Metro Ridership


The Mexico City subway is not only one of the busiest metro systems in the world, but also a vibrant cultural hub that showcases colorful murals, live music performances, and a diverse array of street art.

Despite Mexico City’s stark socioeconomic disparities, the subway serves as an equalizer, transporting over 1.6 billion passengers annually across the city, from the most affluent neighborhoods to the poorest areas.

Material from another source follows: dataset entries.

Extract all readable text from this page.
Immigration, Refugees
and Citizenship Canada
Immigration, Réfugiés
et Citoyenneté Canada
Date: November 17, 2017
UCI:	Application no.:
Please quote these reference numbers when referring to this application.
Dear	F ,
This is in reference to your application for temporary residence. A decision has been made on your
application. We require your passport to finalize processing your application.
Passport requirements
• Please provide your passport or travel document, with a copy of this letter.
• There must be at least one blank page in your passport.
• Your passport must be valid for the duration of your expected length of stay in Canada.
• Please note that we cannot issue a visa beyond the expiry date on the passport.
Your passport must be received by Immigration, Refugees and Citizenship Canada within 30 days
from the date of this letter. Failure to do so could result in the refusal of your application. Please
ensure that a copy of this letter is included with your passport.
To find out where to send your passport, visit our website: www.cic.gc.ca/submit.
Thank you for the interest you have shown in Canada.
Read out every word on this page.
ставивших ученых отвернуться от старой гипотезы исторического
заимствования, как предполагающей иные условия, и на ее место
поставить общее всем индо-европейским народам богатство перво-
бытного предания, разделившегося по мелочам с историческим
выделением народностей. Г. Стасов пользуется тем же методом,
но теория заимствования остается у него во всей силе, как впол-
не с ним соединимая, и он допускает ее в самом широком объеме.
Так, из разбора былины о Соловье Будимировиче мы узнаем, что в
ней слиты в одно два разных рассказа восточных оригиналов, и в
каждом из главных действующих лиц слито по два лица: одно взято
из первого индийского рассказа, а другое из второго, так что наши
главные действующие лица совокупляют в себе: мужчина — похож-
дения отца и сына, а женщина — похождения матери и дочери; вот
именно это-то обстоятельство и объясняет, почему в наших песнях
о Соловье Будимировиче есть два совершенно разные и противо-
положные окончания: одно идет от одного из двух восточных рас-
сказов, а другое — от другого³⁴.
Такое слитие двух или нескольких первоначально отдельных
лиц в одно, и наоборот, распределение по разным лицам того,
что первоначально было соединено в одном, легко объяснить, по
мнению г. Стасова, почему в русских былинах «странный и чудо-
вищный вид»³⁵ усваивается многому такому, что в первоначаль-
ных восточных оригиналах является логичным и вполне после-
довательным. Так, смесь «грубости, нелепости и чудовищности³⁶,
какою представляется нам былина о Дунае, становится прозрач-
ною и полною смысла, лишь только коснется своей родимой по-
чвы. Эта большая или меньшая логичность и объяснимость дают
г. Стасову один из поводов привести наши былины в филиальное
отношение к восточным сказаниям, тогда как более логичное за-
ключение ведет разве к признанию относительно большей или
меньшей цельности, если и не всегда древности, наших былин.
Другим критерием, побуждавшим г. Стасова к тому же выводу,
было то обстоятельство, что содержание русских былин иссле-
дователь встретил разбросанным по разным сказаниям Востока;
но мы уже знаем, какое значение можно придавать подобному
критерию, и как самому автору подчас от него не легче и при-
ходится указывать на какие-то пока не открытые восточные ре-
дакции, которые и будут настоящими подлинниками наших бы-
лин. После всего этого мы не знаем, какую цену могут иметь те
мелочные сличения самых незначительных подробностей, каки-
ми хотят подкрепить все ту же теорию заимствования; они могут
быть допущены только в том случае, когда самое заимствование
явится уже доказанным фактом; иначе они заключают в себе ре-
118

To capture the full scope of twelve years’ worth of ridership data in a single plot, follow these simple steps and unleash the power of {ggplot2}

  1. Import the dataset.
  2. Correct any factor issues that may exist in the data (and count).
  3. Create a custom function for plotting.
  4. Add plot aesthetics to make the plot more visually appealing.


1. Import the dataset

Here you can download the complete data. datos.cdmx.gob.mx.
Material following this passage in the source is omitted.